I'm 99% sure I'm going to build a shaker bench. Chris Shwartz has a different first choice in bench style (from his book), but we're all different a just love the look and the storage of a shaker bench. That said, I can bring myself to build one from pine. I think the cheap load of white oak that I have will be a fine material and look a lot better than pine. I'll probably stick with poplar for the storage underneath, since the idea is to paint it. I do like working with poplar.

I think my biggest hesitation is laminating 5/4+- strips. I just don't like that look. I wonder if I could do a two ply top with the edgewise oak as a substrate and wider pieces placed on top? I wonder if that would cause problems with movement? Makes me wonder what happens with the laminated pieces on edge with movement, since that would move vertically, disrupting the flatness of the top.


----------



## exelectrician (Oct 3, 2011)

I would choose hardwood for the top and the fir for the base.
After using a 3' by 8' sheet of plywood on plastic saw horses for two years. This is my maple top with construction lumber base workbench.

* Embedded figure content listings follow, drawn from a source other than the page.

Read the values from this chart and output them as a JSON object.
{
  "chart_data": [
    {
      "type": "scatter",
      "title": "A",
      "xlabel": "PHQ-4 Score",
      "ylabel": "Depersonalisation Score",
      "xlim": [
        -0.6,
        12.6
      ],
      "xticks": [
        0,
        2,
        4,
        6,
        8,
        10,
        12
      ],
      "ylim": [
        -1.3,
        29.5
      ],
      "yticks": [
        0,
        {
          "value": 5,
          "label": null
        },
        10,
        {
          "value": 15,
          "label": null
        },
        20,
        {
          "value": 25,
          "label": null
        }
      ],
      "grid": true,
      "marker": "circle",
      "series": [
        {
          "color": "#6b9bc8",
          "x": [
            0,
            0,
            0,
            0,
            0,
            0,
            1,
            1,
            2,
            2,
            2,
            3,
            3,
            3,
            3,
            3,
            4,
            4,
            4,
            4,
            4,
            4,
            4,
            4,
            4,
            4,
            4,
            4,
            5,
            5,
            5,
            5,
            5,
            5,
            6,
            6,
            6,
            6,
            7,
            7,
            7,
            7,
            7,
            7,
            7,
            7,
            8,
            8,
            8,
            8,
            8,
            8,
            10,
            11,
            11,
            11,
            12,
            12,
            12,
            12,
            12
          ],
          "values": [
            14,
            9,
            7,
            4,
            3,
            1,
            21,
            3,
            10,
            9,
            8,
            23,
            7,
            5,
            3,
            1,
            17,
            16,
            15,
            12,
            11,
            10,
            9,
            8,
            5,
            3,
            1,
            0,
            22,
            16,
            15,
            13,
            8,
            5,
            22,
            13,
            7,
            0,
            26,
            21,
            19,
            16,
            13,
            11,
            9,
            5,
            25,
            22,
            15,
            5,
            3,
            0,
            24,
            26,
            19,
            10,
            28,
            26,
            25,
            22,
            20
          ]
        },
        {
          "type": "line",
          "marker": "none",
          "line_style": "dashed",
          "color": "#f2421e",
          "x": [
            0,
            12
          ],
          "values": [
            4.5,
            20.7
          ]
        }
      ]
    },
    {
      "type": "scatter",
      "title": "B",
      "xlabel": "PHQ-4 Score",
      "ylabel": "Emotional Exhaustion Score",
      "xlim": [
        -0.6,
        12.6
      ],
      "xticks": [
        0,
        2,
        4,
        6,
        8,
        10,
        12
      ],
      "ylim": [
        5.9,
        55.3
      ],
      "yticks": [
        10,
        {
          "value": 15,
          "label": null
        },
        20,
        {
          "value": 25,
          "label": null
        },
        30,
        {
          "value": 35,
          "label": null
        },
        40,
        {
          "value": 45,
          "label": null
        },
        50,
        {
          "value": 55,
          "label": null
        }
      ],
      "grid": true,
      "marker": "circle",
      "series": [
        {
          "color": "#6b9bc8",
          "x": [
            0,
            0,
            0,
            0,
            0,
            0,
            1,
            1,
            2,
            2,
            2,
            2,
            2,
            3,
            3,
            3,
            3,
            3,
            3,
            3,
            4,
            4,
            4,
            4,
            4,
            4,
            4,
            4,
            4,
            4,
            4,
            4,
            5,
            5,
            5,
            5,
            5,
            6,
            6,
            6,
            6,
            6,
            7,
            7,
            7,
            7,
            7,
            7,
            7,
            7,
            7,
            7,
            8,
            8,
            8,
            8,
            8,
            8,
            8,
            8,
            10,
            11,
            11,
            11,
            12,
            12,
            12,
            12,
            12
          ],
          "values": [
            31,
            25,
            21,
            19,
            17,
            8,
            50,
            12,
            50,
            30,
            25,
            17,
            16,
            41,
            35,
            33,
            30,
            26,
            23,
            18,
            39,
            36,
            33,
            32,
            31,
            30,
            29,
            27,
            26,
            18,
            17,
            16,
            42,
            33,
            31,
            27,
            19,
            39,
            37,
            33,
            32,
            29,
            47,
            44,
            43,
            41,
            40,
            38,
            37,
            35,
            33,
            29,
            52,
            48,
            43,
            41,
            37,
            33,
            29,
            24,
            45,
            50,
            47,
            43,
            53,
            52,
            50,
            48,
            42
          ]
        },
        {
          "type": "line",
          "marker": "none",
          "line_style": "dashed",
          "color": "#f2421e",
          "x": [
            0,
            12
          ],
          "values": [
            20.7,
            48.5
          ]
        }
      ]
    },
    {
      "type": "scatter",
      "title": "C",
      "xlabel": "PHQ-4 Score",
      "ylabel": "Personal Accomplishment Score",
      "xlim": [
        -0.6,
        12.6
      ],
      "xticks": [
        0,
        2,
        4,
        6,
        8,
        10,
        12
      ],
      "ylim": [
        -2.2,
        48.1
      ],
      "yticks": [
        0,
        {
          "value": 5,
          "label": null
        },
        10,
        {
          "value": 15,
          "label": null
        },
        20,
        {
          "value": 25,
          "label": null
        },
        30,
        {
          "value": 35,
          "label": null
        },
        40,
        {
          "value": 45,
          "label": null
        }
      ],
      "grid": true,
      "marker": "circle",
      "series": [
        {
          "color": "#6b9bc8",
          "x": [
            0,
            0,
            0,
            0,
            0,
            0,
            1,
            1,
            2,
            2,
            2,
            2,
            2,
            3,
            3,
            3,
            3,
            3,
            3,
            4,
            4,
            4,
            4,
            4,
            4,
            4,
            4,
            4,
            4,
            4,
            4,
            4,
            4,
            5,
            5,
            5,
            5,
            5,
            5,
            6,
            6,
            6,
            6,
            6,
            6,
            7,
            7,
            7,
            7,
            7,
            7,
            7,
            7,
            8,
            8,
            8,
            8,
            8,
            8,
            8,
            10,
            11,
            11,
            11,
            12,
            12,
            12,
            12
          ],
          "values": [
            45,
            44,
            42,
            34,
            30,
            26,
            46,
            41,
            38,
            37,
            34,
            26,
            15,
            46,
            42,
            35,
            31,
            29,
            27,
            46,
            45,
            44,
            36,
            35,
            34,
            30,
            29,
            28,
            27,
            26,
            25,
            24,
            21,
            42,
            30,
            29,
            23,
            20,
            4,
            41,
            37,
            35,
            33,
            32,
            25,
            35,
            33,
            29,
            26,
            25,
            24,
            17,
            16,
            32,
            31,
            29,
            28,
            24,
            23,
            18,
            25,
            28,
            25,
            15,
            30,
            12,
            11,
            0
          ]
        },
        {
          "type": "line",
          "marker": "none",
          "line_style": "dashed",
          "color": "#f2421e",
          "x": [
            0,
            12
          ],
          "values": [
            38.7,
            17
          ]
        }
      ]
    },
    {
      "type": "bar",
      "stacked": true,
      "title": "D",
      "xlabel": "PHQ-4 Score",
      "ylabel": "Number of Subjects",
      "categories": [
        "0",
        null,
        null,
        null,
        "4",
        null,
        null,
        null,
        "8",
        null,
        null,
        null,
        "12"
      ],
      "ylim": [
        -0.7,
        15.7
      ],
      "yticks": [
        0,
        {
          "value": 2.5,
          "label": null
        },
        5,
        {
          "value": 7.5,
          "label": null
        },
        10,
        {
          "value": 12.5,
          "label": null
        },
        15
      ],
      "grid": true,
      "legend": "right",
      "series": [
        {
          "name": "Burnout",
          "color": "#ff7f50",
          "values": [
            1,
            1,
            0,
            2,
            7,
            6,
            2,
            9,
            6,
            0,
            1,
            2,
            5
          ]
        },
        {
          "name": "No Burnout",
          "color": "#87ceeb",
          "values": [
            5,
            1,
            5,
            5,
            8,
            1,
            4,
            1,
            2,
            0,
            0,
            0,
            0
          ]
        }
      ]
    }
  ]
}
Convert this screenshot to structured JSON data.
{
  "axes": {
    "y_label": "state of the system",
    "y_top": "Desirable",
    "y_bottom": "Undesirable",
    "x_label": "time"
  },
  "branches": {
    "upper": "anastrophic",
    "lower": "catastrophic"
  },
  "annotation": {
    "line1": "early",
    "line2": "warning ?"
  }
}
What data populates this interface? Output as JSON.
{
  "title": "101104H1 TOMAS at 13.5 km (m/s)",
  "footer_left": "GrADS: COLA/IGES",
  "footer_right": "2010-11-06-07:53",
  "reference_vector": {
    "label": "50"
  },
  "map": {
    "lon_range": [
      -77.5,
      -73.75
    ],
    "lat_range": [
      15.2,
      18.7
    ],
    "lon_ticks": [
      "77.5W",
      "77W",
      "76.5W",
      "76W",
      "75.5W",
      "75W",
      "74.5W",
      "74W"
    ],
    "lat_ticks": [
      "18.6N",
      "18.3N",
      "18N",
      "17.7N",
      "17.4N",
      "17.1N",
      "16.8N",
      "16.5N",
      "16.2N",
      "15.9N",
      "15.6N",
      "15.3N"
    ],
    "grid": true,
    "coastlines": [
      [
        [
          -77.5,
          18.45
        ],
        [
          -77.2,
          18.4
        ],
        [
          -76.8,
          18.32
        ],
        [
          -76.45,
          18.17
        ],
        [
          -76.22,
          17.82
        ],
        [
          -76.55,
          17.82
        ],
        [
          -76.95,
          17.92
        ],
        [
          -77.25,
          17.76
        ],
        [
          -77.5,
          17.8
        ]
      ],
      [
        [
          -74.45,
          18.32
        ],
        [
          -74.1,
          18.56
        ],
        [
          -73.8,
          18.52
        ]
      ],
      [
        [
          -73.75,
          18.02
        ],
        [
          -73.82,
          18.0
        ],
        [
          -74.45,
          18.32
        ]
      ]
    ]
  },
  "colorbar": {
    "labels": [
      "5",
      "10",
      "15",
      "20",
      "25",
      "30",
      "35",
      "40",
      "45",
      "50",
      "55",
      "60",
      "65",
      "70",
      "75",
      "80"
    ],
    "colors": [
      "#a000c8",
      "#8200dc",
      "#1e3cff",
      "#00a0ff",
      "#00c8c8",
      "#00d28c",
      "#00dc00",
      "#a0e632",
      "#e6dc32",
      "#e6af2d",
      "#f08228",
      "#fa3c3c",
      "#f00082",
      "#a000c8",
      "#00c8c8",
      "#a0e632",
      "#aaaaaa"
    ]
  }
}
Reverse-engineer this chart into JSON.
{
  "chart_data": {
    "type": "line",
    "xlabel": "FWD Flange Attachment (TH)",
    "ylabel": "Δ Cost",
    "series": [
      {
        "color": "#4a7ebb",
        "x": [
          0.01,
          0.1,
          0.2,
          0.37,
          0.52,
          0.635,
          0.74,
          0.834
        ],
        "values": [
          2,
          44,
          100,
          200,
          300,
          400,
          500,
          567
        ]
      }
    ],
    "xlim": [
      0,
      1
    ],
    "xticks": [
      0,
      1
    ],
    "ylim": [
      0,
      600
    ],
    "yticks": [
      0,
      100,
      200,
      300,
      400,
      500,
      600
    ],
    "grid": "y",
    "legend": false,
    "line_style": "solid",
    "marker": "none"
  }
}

I love working on this bench and although it was lots of hard work I learned a lot and am thankful to have it.


----------



## roman (Sep 28, 2007)

a picture perfect example of why men live

without a bench

we starve


----------



## roman (Sep 28, 2007)

what next ?


----------



## roman (Sep 28, 2007)

goals r important

once achieved

only mountains remain


----------



## roman (Sep 28, 2007)

i cant imagin havn a wife

who couldnt cook

how does yer wife gain an inch by this guy ?


----------



## exelectrician (Oct 3, 2011)

That oak is big and wide, you are one lucky fellow to have that gorgeous wood at your disposal. If you don't use it you loose it!


----------



## toddbeaulieu (Mar 5, 2010)

Great bench. I can't wait!

I had little time for the project this weekend. After sifting through my antique wood pile in the yard I realized I have at least a half dozen 3×4 x 8' oak boards. Sweet. Been dragging the good bits down into the barn cellar a little at a time to get them out of the elements. I'm honestly not sure what I'm going to do with the biggest oak beams. They're just so massive. I might have to go at them with a chainsaw to cut them into manageable bits. But even 8' lengths of 8×9 oak beams are still not really manageable for one man to re-saw without the proper equipment.

There's another bench in the Chris Schwarz book - power tool bench. It's smaller and simpler than the other designs. I'm actually thinking of building that first just so I can get something going. I have two vises that I don't think are good enough for my "dream" bench, but certainly good enough for a starter bench like that.

With all this indecision I decided to build the saw horses from his book first so that I can build the bench top. At least it gives me something to actually DO while thinking.


----------